As questões culturais e religiosas permanecem considerando o corpo como um instrumento do pecado. Para algumas religiões é pecado mulheres mostrarem o rosto ou os cabelos. Outras exigem que as mulheres não cortem os cabelos e que usem saias até os tornozelos. Mesmo na religião católica, partes do corpo são “tratadas como pecado”, como por exemplo, mulheres que forem a Roma visitar a Capela Sistina, num verão com temperaturas superiores a quarenta graus, terão que seguir o código de vestimenta do Vaticano que não permite roupas que mostrem os joelhos, ombros, roupas rasgadas, tatuagem ofensivas, chapéus, bonés etc. Mas tudo se resolve se a turista que está na fila de short, blusa decotada, ombros de fora e com tatuagem ofensivas, colocar um pano sobre os ombros e atar outro na cintura, assim estará livre do pecado e poderá entrar na Capela. Simples assim! Eu me pergunto por que só as partes do corpo das mulheres são pecaminosas?
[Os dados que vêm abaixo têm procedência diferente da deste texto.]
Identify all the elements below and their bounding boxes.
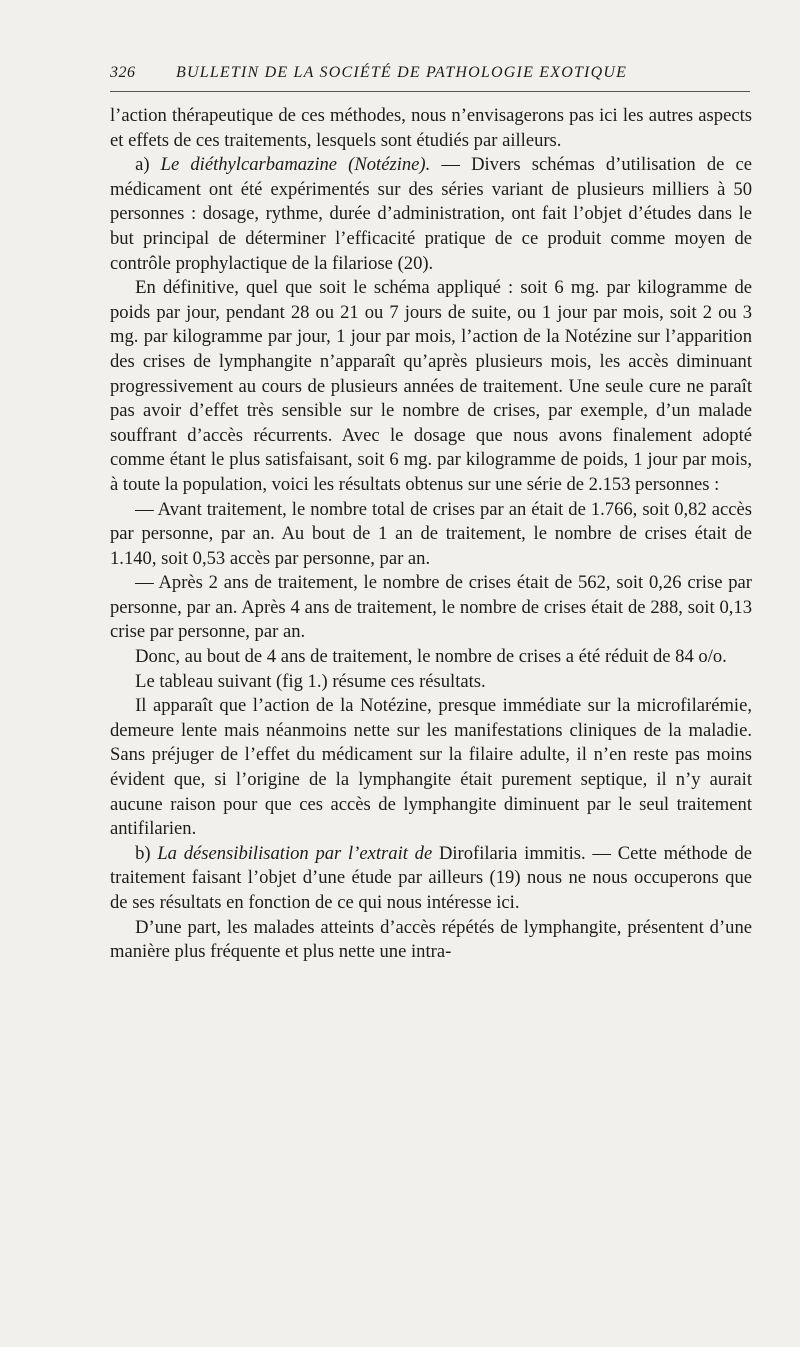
paragraph-desensibilisation [110,842,752,916]
section-heading-desensibilisation: La désensibilisation par l’extrait de [157,842,433,864]
paragraph-text: Il apparaît que l’action de la Notézine, presque immédiate sur la microfilarémie, demeure lente mais néanmoins nette sur les manifestations cliniques de la maladie. Sans préjuger de l’effet du médicament sur la filaire adulte, il n’en reste pas moins évident que, si l’origine de la lymphangite était purement septique, il n’y aurait aucune raison pour que ces accès de lymphangite diminuent par le seul traitement antifilarien. [110,695,752,840]
section-marker-a: a) [135,154,161,176]
paragraph-discussion [110,694,752,842]
paragraph-patients [110,916,752,965]
paragraph-text: Dirofilaria immitis. — Cette méthode de traitement faisant l’objet d’une étude par ailleurs (19) nous ne nous occuperons que de ses résultats en fonction de ce qui nous intéresse ici. [110,842,752,913]
paragraph-continuation [110,104,752,153]
paragraph-reduction [110,645,752,670]
paragraph-text: l’action thérapeutique de ces méthodes, nous n’envisagerons pas ici les autres aspects et effets de ces traitements, lesquels sont étudiés par ailleurs. [110,105,752,151]
paragraph-text: En définitive, quel que soit le schéma appliqué : soit 6 mg. par kilogramme de poids par jour, pendant 28 ou 21 ou 7 jours de suite, ou 1 jour par mois, soit 2 ou 3 mg. par kilogramme par jour, 1 jour par mois, l’action de la Notézine sur l’apparition des crises de lymphangite n’apparaît qu’après plusieurs mois, les accès diminuant progressivement au cours de plusieurs années de traitement. Une seule cure ne paraît pas avoir d’effet très sensible sur le nombre de crises, par exemple, d’un malade souffrant d’accès récurrents. Avec le dosage que nous avons finalement adopté comme étant le plus satisfaisant, soit 6 mg. par kilogramme de poids, 1 jour par mois, à toute la population, voici les résultats obtenus sur une série de 2.153 personnes : [110,277,752,495]
paragraph-text: Donc, au bout de 4 ans de traitement, le nombre de crises a été réduit de 84 o/o. [135,646,727,668]
header-rule [110,91,750,92]
paragraph-text: — Après 2 ans de traitement, le nombre de crises était de 562, soit 0,26 crise par personne, par an. Après 4 ans de traitement, le nombre de crises était de 288, soit 0,13 crise par personne, par an. [110,572,752,643]
paragraph-text: — Divers schémas d’utilisation de ce médicament ont été expérimentés sur des séries variant de plusieurs milliers à 50 personnes : dosage, rythme, durée d’administration, ont fait l’objet d’études dans le but principal de déterminer l’efficacité pratique de ce produit comme moyen de contrôle prophylactique de la filariose (20). [110,154,752,274]
paragraph-dosage [110,276,752,497]
paragraph-before-treatment [110,498,752,572]
paragraph-text: Le tableau suivant (fig 1.) résume ces résultats. [135,670,486,692]
paragraph-table-reference [110,670,752,695]
running-title: BULLETIN DE LA SOCIÉTÉ DE PATHOLOGIE EXOTIQUE [176,64,628,81]
paragraph-text: — Avant traitement, le nombre total de crises par an était de 1.766, soit 0,82 accès par personne, par an. Au bout de 1 an de traitement, le nombre de crises était de 1.140, soit 0,53 accès par personne, par an. [110,498,752,569]
page-number: 326 [110,64,136,81]
running-header [110,62,750,88]
paragraph-text: D’une part, les malades atteints d’accès répétés de lymphangite, présentent d’une manière plus fréquente et plus nette une intra- [110,916,752,963]
section-marker-b: b) [135,842,158,864]
paragraph-notezine [110,153,752,276]
body-text [110,104,752,965]
section-heading-notezine: Le diéthylcarbamazine (Notézine). [160,154,431,176]
paragraph-after-treatment [110,571,752,645]
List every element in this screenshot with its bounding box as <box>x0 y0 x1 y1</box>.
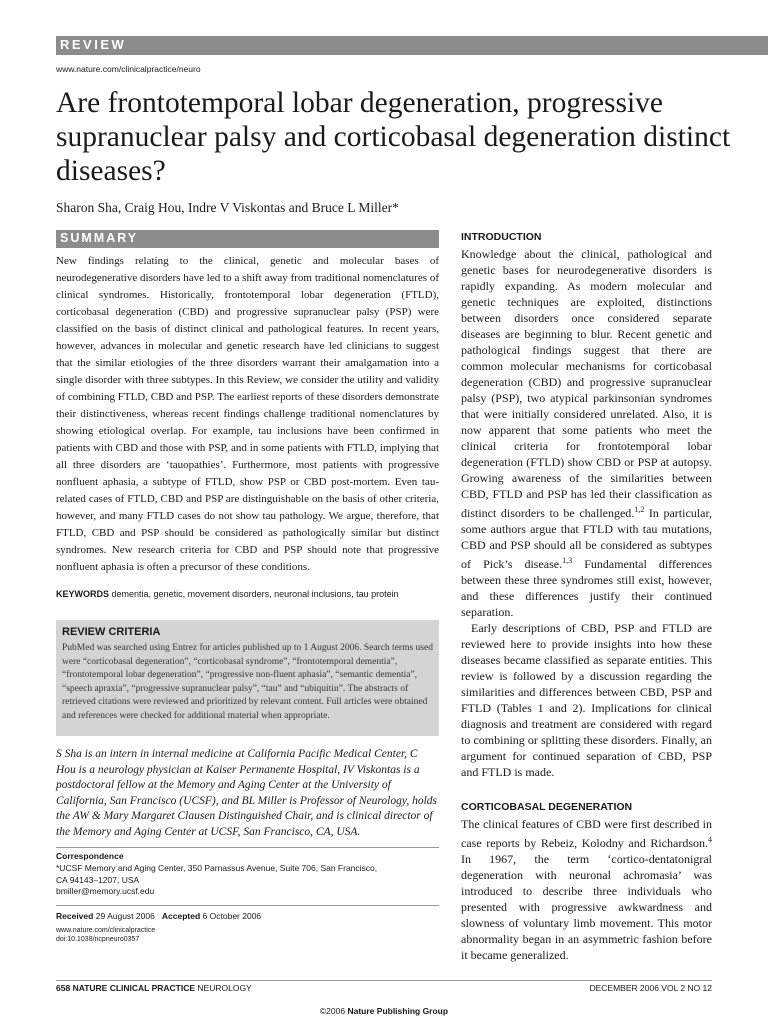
cbd-text: In 1967, the term ‘cortico-dentatonigral degeneration with neuronal achromasia’ was introduced to describe three individuals who presented with progressive awkwardness and slowness of voluntary limb movement. This motor abnormality began in an asymmetric fashion before it became generalized. <box>461 852 712 962</box>
section-label: REVIEW <box>60 37 127 52</box>
cbd-text: The clinical features of CBD were first described in case reports by Rebeiz, Kolodny and Richardson. <box>461 817 712 850</box>
footer-journal <box>56 983 252 993</box>
intro-text: Knowledge about the clinical, pathological and genetic bases for neurodegenerative disorders is rapidly expanding. As modern molecular and genetic techniques are exploited, distinctions between disorders once considered separate diseases are beginning to blur. Recent genetic and pathological findings suggest that there are common molecular mechanisms for corticobasal degeneration (CBD) and progressive supranuclear palsy (PSP), two atypical parkinsonian syndromes that were initially considered unrelated. Also, it is now apparent that some patients who meet the clinical criteria for frontotemporal lobar degeneration (FTLD) show CBD or PSP at autopsy. Growing awareness of the similarities between CBD, FTLD and PSP has led their classification as distinct disorders to be challenged. <box>461 247 712 520</box>
received-date: 29 August 2006 <box>95 911 155 921</box>
keywords-label: KEYWORDS <box>56 589 110 599</box>
cbd-heading: CORTICOBASAL DEGENERATION <box>461 801 633 813</box>
review-criteria-text: PubMed was searched using Entrez for articles published up to 1 August 2006. Search terms used were “corticobasal degeneration”, “corticobasal syndrome”, “frontotemporal dementia”, “frontotemporal lobar degeneration”, “progressive non-fluent aphasia”, “semantic dementia”, “speech apraxia”, “progressive supranuclear palsy”, “tau” and “ubiquitin”. The abstracts of retrieved citations were reviewed and prioritized by relevant content. Full articles were obtained and references were checked for additional material when appropriate. <box>62 643 433 721</box>
received-label: Received <box>56 911 94 921</box>
article-authors: Sharon Sha, Craig Hou, Indre V Viskontas and Bruce L Miller* <box>56 200 399 215</box>
footer-divider <box>56 980 712 981</box>
journal-section: NEUROLOGY <box>197 983 252 993</box>
cbd-paragraph <box>461 816 712 963</box>
introduction-paragraph <box>461 246 712 620</box>
reference-superscript: 4 <box>708 835 712 844</box>
footer-issue: DECEMBER 2006 VOL 2 NO 12 <box>589 983 712 993</box>
right-column <box>461 230 712 963</box>
copyright <box>0 1006 768 1016</box>
correspondence-heading: Correspondence <box>56 851 124 861</box>
doi-url[interactable]: www.nature.com/clinicalpractice <box>56 927 156 934</box>
correspondence-email[interactable]: bmiller@memory.ucsf.edu <box>56 886 155 896</box>
review-criteria-heading: REVIEW CRITERIA <box>62 626 161 638</box>
article-dates <box>56 911 261 921</box>
keywords <box>56 588 439 600</box>
page-number: 658 <box>56 983 71 993</box>
publisher-name: Nature Publishing Group <box>347 1006 449 1016</box>
keywords-list: dementia, genetic, movement disorders, neuronal inclusions, tau protein <box>111 589 399 599</box>
reference-superscript: 1,2 <box>634 505 645 514</box>
intro-text: In particular, some authors argue that FTLD with tau mutations, CBD and PSP should all be considered as subtypes of Pick’s disease. <box>461 506 712 571</box>
review-section-bar <box>56 36 768 55</box>
summary-bar <box>56 230 439 248</box>
correspondence-line: *UCSF Memory and Aging Center, 350 Parnassus Avenue, Suite 706, San Francisco, <box>56 863 378 873</box>
introduction-heading: INTRODUCTION <box>461 231 542 243</box>
author-bio: S Sha is an intern in internal medicine at California Pacific Medical Center, C Hou is a neurology physician at Kaiser Permanente Hospital, IV Viskontas is a postdoctoral fellow at the Memory and Aging Center at the University of California, San Francisco (UCSF), and BL Miller is Professor of Neurology, holds the AW & Mary Margaret Clausen Distinguished Chair, and is clinical director of the Memory and Aging Center at UCSF, San Francisco, CA, USA. <box>56 748 437 838</box>
intro-text: Fundamental differences between these three syndromes still exist, however, and these differences justify their continued separation. <box>461 557 712 619</box>
article-title: Are frontotemporal lobar degeneration, progressive supranuclear palsy and corticobasal degeneration distinct diseases? <box>56 87 731 187</box>
summary-text: New findings relating to the clinical, genetic and molecular bases of neurodegenerative disorders have led to a shift away from traditional nomenclatures of clinical syndromes. Historically, frontotemporal lobar degeneration (FTLD), corticobasal degeneration (CBD) and progressive supranuclear palsy (PSP) were classified on the basis of distinct clinical and pathological features. In recent years, however, advances in molecular and genetic research have led clinicians to suggest that the similar etiologies of the three disorders warrant their amalgamation into a single disorder with three subtypes. In this Review, we consider the utility and validity of combining FTLD, CBD and PSP. The earliest reports of these disorders demonstrate their distinctiveness, whereas recent findings challenge traditional nomenclatures by showing etiological overlap. For example, tau inclusions have been confirmed in patients with CBD and those with PSP, and in some patients with FTLD, implying that all three disorders are ‘tauopathies’. Furthermore, most patients with progressive nonfluent aphasia, a subtype of FTLD, show PSP or CBD post-mortem. Even tau-related cases of FTLD, CBD and PSP are distinguishable on the basis of other criteria, however, and many FTLD cases do not show tau pathology. We argue, therefore, that FTLD, CBD and PSP should be considered as pathologically similar but distinct syndromes. New research criteria for CBD and PSP should note that progressive nonfluent aphasia is often a precursor of these conditions. <box>56 255 439 573</box>
divider <box>56 847 439 848</box>
summary-label: SUMMARY <box>60 231 139 245</box>
reference-superscript: 1,3 <box>562 556 573 565</box>
doi-block <box>56 926 155 944</box>
journal-name: NATURE CLINICAL PRACTICE <box>72 983 196 993</box>
copyright-symbol: ©2006 <box>319 1006 346 1016</box>
accepted-label: Accepted <box>161 911 201 921</box>
correspondence-address <box>56 863 439 898</box>
doi-id: doi:10.1038/ncpneuro0357 <box>56 936 140 943</box>
review-criteria-box <box>56 620 439 736</box>
correspondence-line: CA 94143–1207, USA <box>56 874 140 885</box>
divider <box>56 905 439 906</box>
introduction-paragraph: Early descriptions of CBD, PSP and FTLD are reviewed here to provide insights into how these diseases became classified as separate entities. This review is followed by a discussion regarding the similarities and differences between CBD, PSP and FTLD (Tables 1 and 2). Implications for clinical diagnosis and treatment are considered with regard to combining or splitting these disorders. Finally, an argument for continued separation of CBD, PSP and FTLD is made. <box>461 621 712 779</box>
accepted-date: 6 October 2006 <box>202 911 262 921</box>
journal-url: www.nature.com/clinicalpractice/neuro <box>56 64 201 74</box>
Já do lado da moda, prioriza-se estética da forma, que como diz o Laco, é a fachada da casa, se você quer conhecer, precisa entrar e visitar os cômodos. Por outro, o esporte vê o corpo como uma máquina de músculos que pode a cada dia conseguir superar resultados. Saúde, bem-estar, envelhecer com saúde, tudo isso é o que menos importa nessas concepções. Não é por acaso que as modelos aposentadas sofrem de depressão, que os ex-atletas geralmente passam a maior parte das suas vidas sofrendo muitas dores por terem exigido demais do seu corpo.
Existe ainda o distúrbio Dismorfia Corporal, que é o mal-estar com a própria imagem, conhecido como feiura imaginária, que atinge 2% da população brasileira, ou seja, são 4,1 milhões de pessoas que sofrem porque o seu corpo não é como elas gostariam que fosse. Não é por acaso que o Brasil é campeão mundial em cirurgias plásticas. Bem, a relação entre o corpo e a beleza é um capítulo à parte, fica para um outro texto.
Eu acredito que o corpo é uma estrutura mais complexa do que conhecemos hoje e que, além da matéria, tem uma dimensão espiritual, que transcende a matéria. Mesmo tendo agredido o corpo por longos anos, sempre é tempo de um acerto de contas para viver com ele da melhor forma possível no tempo que nos resta. Quero agradecer a este corpo que eu habito e me trouxe até aqui, a quem eu peço desculpas pelas agressões e mal tratos que causei. Eu cuido de ti e tu me poupa de algumas dores, de acordo?